You only need ftp-access to your hosters server.

A Solution

Install a local webserver, here you can do what you want.
Suck the whole (local) site with a web-mirror tool.
Find the new pages and ftp them to your hoster.

How to

Synchronizing is a two step process:

  1. Generating (e.g. with wget)
  2. Uploading, i just found sitecopy, which does its job really good.
    My older method needed two steps: 2a) 'Pick the changed pages' and 2b) 'Upload by ftp'

What you need

Standard software, folder structure & some 'scripts'.

Webserver
A local webserver: Apache, Tomcat, ...

Folder structure
Some folders on your computer:

  • One for your raw data/cgi-scripts/php/perl/jsp... Let's call it 'data'.
  • The second one, where the web-mirror tool puts the generated files, we name it 'localhost'.

1. Generating with a web-mirror tool

I use wget (1.8.2), but you can use your favourite web-mirror tool as well. Here i describe how to use wget. If you are running windows you may try Cygwin, which i use, its great. Now you need a 'script' to suck your whole site from the local server, generating them on the fly. It is only one line:

wget -r --level=0 -k --proxy=off -a logfile http://localhost/
   Parameters
   '-r --level=0'    gets the whole site recursively
   '-k'              convert non-relative links to relative
   '--proxy=off'     i normally use a proxy, switch it off
   '-a <filename>'   logfile, search for 404 to find internal dead links.

Wget creates a folder named like 'localhost', if your server is not running on port 80 it will use 'localhost_portNr'.

If you remove pages between different runs of the sitegeneration, be sure to empty the folder 'localhost' before a new generation, so that wget (or what you use) always produces fresh content. Later i found, that it is necessary to delete the folder 'localhost' every time, or wget doesn't convert all the links in the right way, search for 'http://localhost/' in the generated site. I will review this later.

Now your whole site lies fresh generated in folder 'localhost', ready for upload. But all timestamps are from 'now', you have to pick only the changed files to minimize traffic, and also to let the caches out there in the internet do their job.

2. Upload

After i read about sitecopy, i use this nice tool, something like the opposite of wget. You get sitecopy here and - if you are a windows user - need Cygwin.
In the mode we use it, this tool calculates a checksum for all files uploaded to the server. If you refresh your site, it recalculates the checksums of your local files and uploads only the changed ones.

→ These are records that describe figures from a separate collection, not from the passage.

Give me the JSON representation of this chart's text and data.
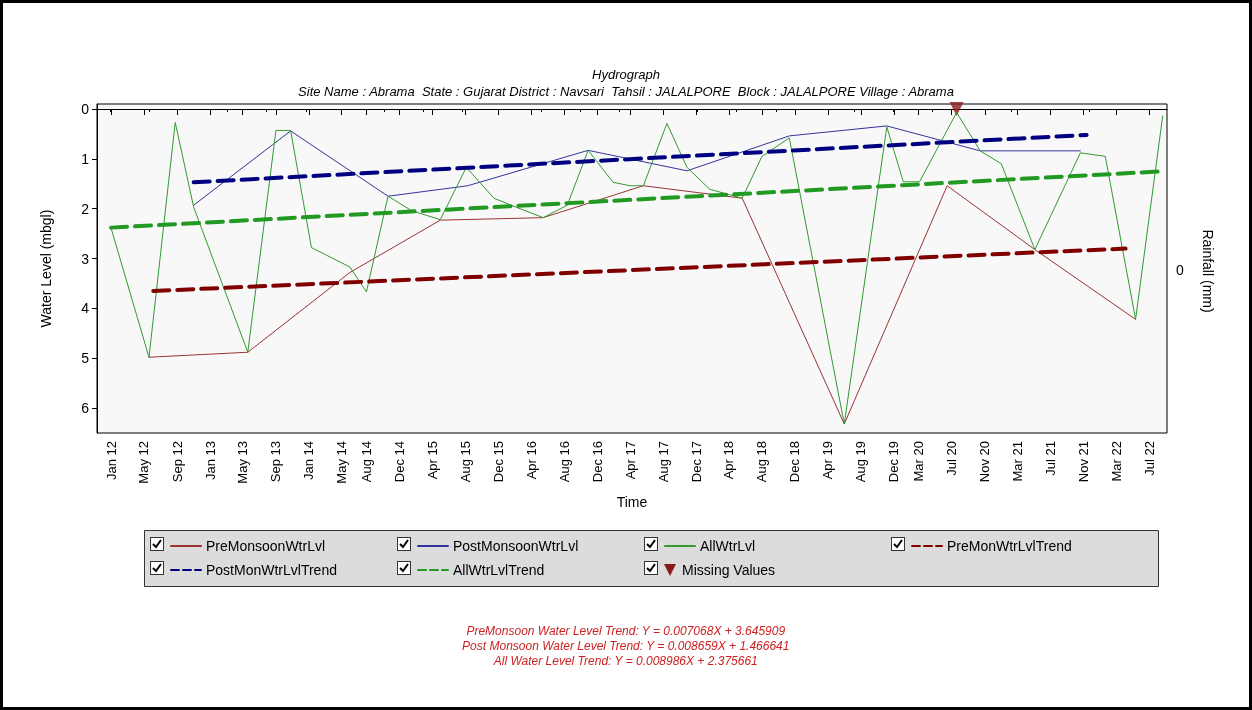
{
  "chart_data": {
    "type": "line",
    "title": "Hydrograph",
    "subtitle": "Site Name : Abrama  State : Gujarat District : Navsari  Tahsil : JALALPORE  Block : JALALPORE Village : Abrama",
    "xlabel": "Time",
    "ylabel": "Water Level (mbgl)",
    "y2label": "Rainfall (mm)",
    "xlim": [
      "2011-11-10",
      "2022-09-05"
    ],
    "xticks": [
      {
        "value": "2012-01-01",
        "label": "Jan 12"
      },
      {
        "value": "2012-05-01",
        "label": "May 12"
      },
      {
        "value": "2012-09-01",
        "label": "Sep 12"
      },
      {
        "value": "2013-01-01",
        "label": "Jan 13"
      },
      {
        "value": "2013-05-01",
        "label": "May 13"
      },
      {
        "value": "2013-09-01",
        "label": "Sep 13"
      },
      {
        "value": "2014-01-01",
        "label": "Jan 14"
      },
      {
        "value": "2014-05-01",
        "label": "May 14"
      },
      {
        "value": "2014-08-01",
        "label": "Aug 14"
      },
      {
        "value": "2014-12-01",
        "label": "Dec 14"
      },
      {
        "value": "2015-04-01",
        "label": "Apr 15"
      },
      {
        "value": "2015-08-01",
        "label": "Aug 15"
      },
      {
        "value": "2015-12-01",
        "label": "Dec 15"
      },
      {
        "value": "2016-04-01",
        "label": "Apr 16"
      },
      {
        "value": "2016-08-01",
        "label": "Aug 16"
      },
      {
        "value": "2016-12-01",
        "label": "Dec 16"
      },
      {
        "value": "2017-04-01",
        "label": "Apr 17"
      },
      {
        "value": "2017-08-01",
        "label": "Aug 17"
      },
      {
        "value": "2017-12-01",
        "label": "Dec 17"
      },
      {
        "value": "2018-04-01",
        "label": "Apr 18"
      },
      {
        "value": "2018-08-01",
        "label": "Aug 18"
      },
      {
        "value": "2018-12-01",
        "label": "Dec 18"
      },
      {
        "value": "2019-04-01",
        "label": "Apr 19"
      },
      {
        "value": "2019-08-01",
        "label": "Aug 19"
      },
      {
        "value": "2019-12-01",
        "label": "Dec 19"
      },
      {
        "value": "2020-03-01",
        "label": "Mar 20"
      },
      {
        "value": "2020-07-01",
        "label": "Jul 20"
      },
      {
        "value": "2020-11-01",
        "label": "Nov 20"
      },
      {
        "value": "2021-03-01",
        "label": "Mar 21"
      },
      {
        "value": "2021-07-01",
        "label": "Jul 21"
      },
      {
        "value": "2021-11-01",
        "label": "Nov 21"
      },
      {
        "value": "2022-03-01",
        "label": "Mar 22"
      },
      {
        "value": "2022-07-01",
        "label": "Jul 22"
      }
    ],
    "ylim": [
      6.5,
      -0.1
    ],
    "yticks": [
      0,
      1,
      2,
      3,
      4,
      5,
      6
    ],
    "legend": "bottom",
    "marker": "none",
    "series": [
      {
        "name": "PreMonsoonWtrLvl",
        "color": "#993333",
        "x": [
          "2012-05-20",
          "2013-05-20",
          "2014-06-01",
          "2015-05-01",
          "2016-05-15",
          "2017-05-20",
          "2018-05-20",
          "2019-06-01",
          "2020-06-15",
          "2021-05-05",
          "2022-05-12"
        ],
        "values": [
          4.98,
          4.88,
          3.28,
          2.23,
          2.18,
          1.54,
          1.79,
          6.32,
          1.54,
          2.82,
          4.22
        ]
      },
      {
        "name": "PostMonsoonWtrLvl",
        "color": "#333399",
        "x": [
          "2012-11-01",
          "2013-10-25",
          "2014-10-20",
          "2015-08-10",
          "2016-10-28",
          "2017-10-28",
          "2018-11-10",
          "2019-11-05",
          "2020-10-15",
          "2021-10-20"
        ],
        "values": [
          1.93,
          0.44,
          1.75,
          1.54,
          0.83,
          1.24,
          0.54,
          0.34,
          0.84,
          0.84
        ]
      },
      {
        "name": "AllWtrLvl",
        "color": "#339933",
        "x": [
          "2012-01-01",
          "2012-05-20",
          "2012-08-25",
          "2012-11-01",
          "2013-05-20",
          "2013-09-01",
          "2013-10-25",
          "2014-01-10",
          "2014-06-01",
          "2014-08-01",
          "2014-10-20",
          "2015-01-15",
          "2015-05-01",
          "2015-08-05",
          "2015-11-15",
          "2016-02-05",
          "2016-05-15",
          "2016-08-12",
          "2016-10-28",
          "2017-01-28",
          "2017-04-01",
          "2017-05-20",
          "2017-08-15",
          "2017-10-28",
          "2018-01-20",
          "2018-05-20",
          "2018-08-01",
          "2018-11-10",
          "2019-06-01",
          "2019-11-05",
          "2020-01-05",
          "2020-03-05",
          "2020-07-20",
          "2020-10-15",
          "2021-01-01",
          "2021-05-05",
          "2021-10-20",
          "2022-01-20",
          "2022-05-12",
          "2022-08-20"
        ],
        "values": [
          2.39,
          4.98,
          0.27,
          1.97,
          4.88,
          0.43,
          0.43,
          2.78,
          3.17,
          3.67,
          1.75,
          2.04,
          2.22,
          1.17,
          1.79,
          1.97,
          2.18,
          1.93,
          0.83,
          1.47,
          1.54,
          1.54,
          0.29,
          1.17,
          1.61,
          1.79,
          0.95,
          0.58,
          6.32,
          0.36,
          1.46,
          1.46,
          0.07,
          0.84,
          1.1,
          2.82,
          0.88,
          0.95,
          4.22,
          0.14
        ]
      },
      {
        "name": "PreMonWtrLvlTrend",
        "color": "#800000",
        "line_style": "dashed",
        "x": [
          "2012-06-05",
          "2022-04-05"
        ],
        "values": [
          3.65,
          2.8
        ]
      },
      {
        "name": "PostMonWtrLvlTrend",
        "color": "#000080",
        "line_style": "dashed",
        "x": [
          "2012-11-01",
          "2021-11-12"
        ],
        "values": [
          1.47,
          0.52
        ]
      },
      {
        "name": "AllWtrLvlTrend",
        "color": "#229922",
        "line_style": "dashed",
        "x": [
          "2012-01-01",
          "2022-08-20"
        ],
        "values": [
          2.38,
          1.25
        ]
      },
      {
        "name": "Missing Values",
        "type": "scatter",
        "marker": "triangle",
        "color": "#8b1a1a",
        "x": [
          "2020-07-20"
        ],
        "values": [
          0
        ]
      }
    ],
    "annotations": [
      "0",
      "PreMonsoon Water Level Trend: Y = 0.007068X + 3.645909",
      "Post Monsoon Water Level Trend: Y = 0.008659X + 1.466641",
      "All Water Level Trend: Y = 0.008986X + 2.375661"
    ]
  }
}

Here is my configuration '.sitecopyrc'. Very important is the line 'state checksum', without it the whole site is uploaded every time, not just the changed files.

site mySite
server myServer
protocol ftp
username me
password dontKnow
local /cygdrive/r/mySite/homepage/mySite_8001
remote /
nodelete
state checksum
permissions ignore

Old synchronisation, handmade

This is the above mentioned synchronisation i used before i knew sitecopy. You don't need it, just documented in case.... If you want to use this, create a third folder. This one will hold the files in exactly the same state (binary contents, timestamp) as they lie around at your hosters place. Let's call it 'destination'

2.a. Pick the changed pages

For this i collect all files from the folder 'localhost' which either

  • doesn't exist in destination
  • differing by at least one byte

and put them into the destination folder.

For this job i use a really bad performing script (it starts lots of sub-processes - needs a rewrite in perl or java). By now it's a bash-script download (windows users want to visit Cygwin). You need bash, find and cmp, so install: base, bash and fileutils.

2.b. Upload by ftp

I use WS_Ftp - update only newer files - and upload the whole folder 'destination'

Other ftp-clients should also be fine. I tried ncftp, which should work nicely by commandline. But didn't get it to work with my provider, it works like a charm with a local ftp-server, so its malfunction may caused by my router/firewall. Give this a try:

ncftpput -u <user> -p <pass> -R -z -y -d log.txt <server> / ./destination/*

Get ncftp from Cygwin or find a native port.

© July 2003 Peter Büttner